Ningún indicio de recuperación se había presentado en esa docena de años marchitos; ni un leve movimiento de un pulgar, ni una vocal pronunciada de sus labios, nada, a excepción de una ligera inclinación de los párpados que en los últimos años les habían servido para comunicarse aunque sea básicamente con su hija. Un parpadeo para afirmar, dos parpadeos para la negación.

“¿Quieres que volteemos la cama al sol?”, un parpadeo. “¿Prendo la televisión?”, dos parpadeos; y así, siempre las mismas preguntas, para similares respuestas, que se repitieron días, meses y años, rutinariamente, como único gesto de vida.

Esa mañana, al cumplirse doce años aferrada a ese sarcófago de resortes, plumas y telas, su hermana abrió las cortinas, y luego de terminar una sonata en el piano, se acercó a la cama, lavó y secó el sudor nocturno que se estaciona en distintos recovecos, se acercó al oído, y preguntó: “¿Estás cansada?”. Un parpadeo afirmó lo que la sangre ya sabía. “¿Quieres que haga algo?”, recitó la única capaz de lenguaje, mientras una gota de tristeza caía hasta empapar la frente de la enferma. Otro parpadeo. “¿No quieres vivir más?”, susurró con la voz entrecortándose por la aflicción.
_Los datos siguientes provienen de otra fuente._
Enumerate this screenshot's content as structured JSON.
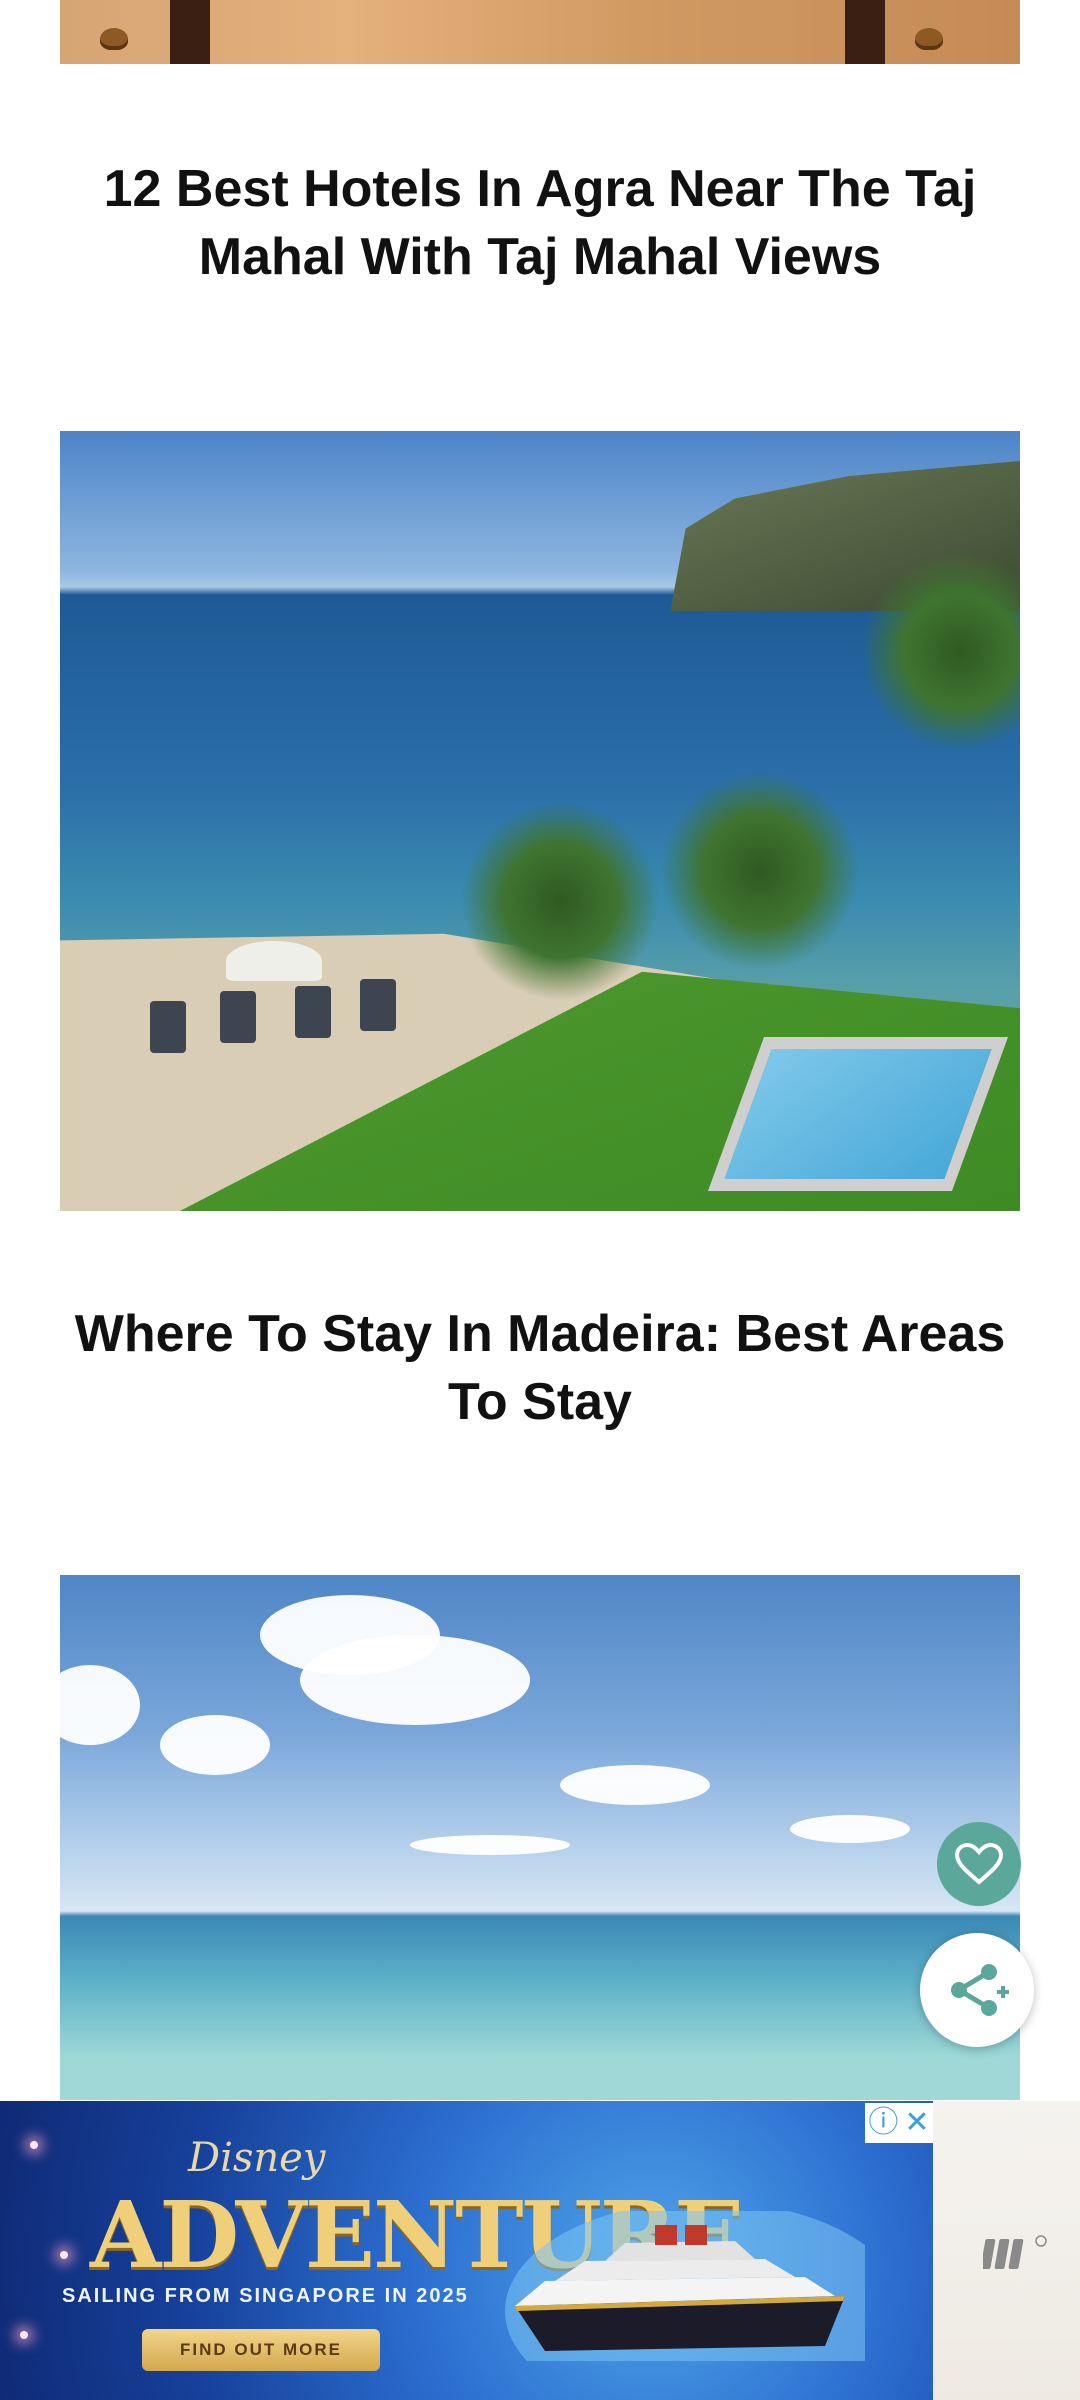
{
  "articles": [
    {
      "title": "12 Best Hotels In Agra Near The Taj Mahal With Taj Mahal Views"
    },
    {
      "title": "Where To Stay In Madeira: Best Areas To Stay"
    }
  ],
  "ad": {
    "brand": "Disney",
    "headline": "ADVENTURE",
    "tagline": "SAILING FROM SINGAPORE IN 2025",
    "cta": "FIND OUT MORE",
    "close_icon": "close-icon",
    "info_icon": "info-icon"
  },
  "floating_actions": {
    "favorite_icon": "heart-icon",
    "share_icon": "share-icon",
    "accent_color": "#5ba89b"
  }
}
Un parpadeo. “¿Quieres que te saque estas mangueras?”, otro más.

La hermana soltó la mano de la que ya no esperaba un milagro en su regazo, corrió hacia sus padres, les contó lo ocurrido, y volvió con ellos, ratificando en un parpadeo la dolorosa verdad que los esperaba en el cuarto.

Durante semanas discutieron la decisión, semanas que se hicieron purgatorio para sus almas roídas por el peso de la fe, y al cabo de ese tiempo, entraron juntos a la habitación, el padre desconectó el suero; la hermana sacó la jeringa clavada a su brazo y la madre, lloró sin consuelo, cuando después de un parpadeo, su hija moribunda agradeció la despedida.

Cinco días después velaron sus restos, al sexto la bajaron a la tierra, al séptimo pidieron perdón a Dios por su pecado, concientes, de que era la última voluntad de su hija.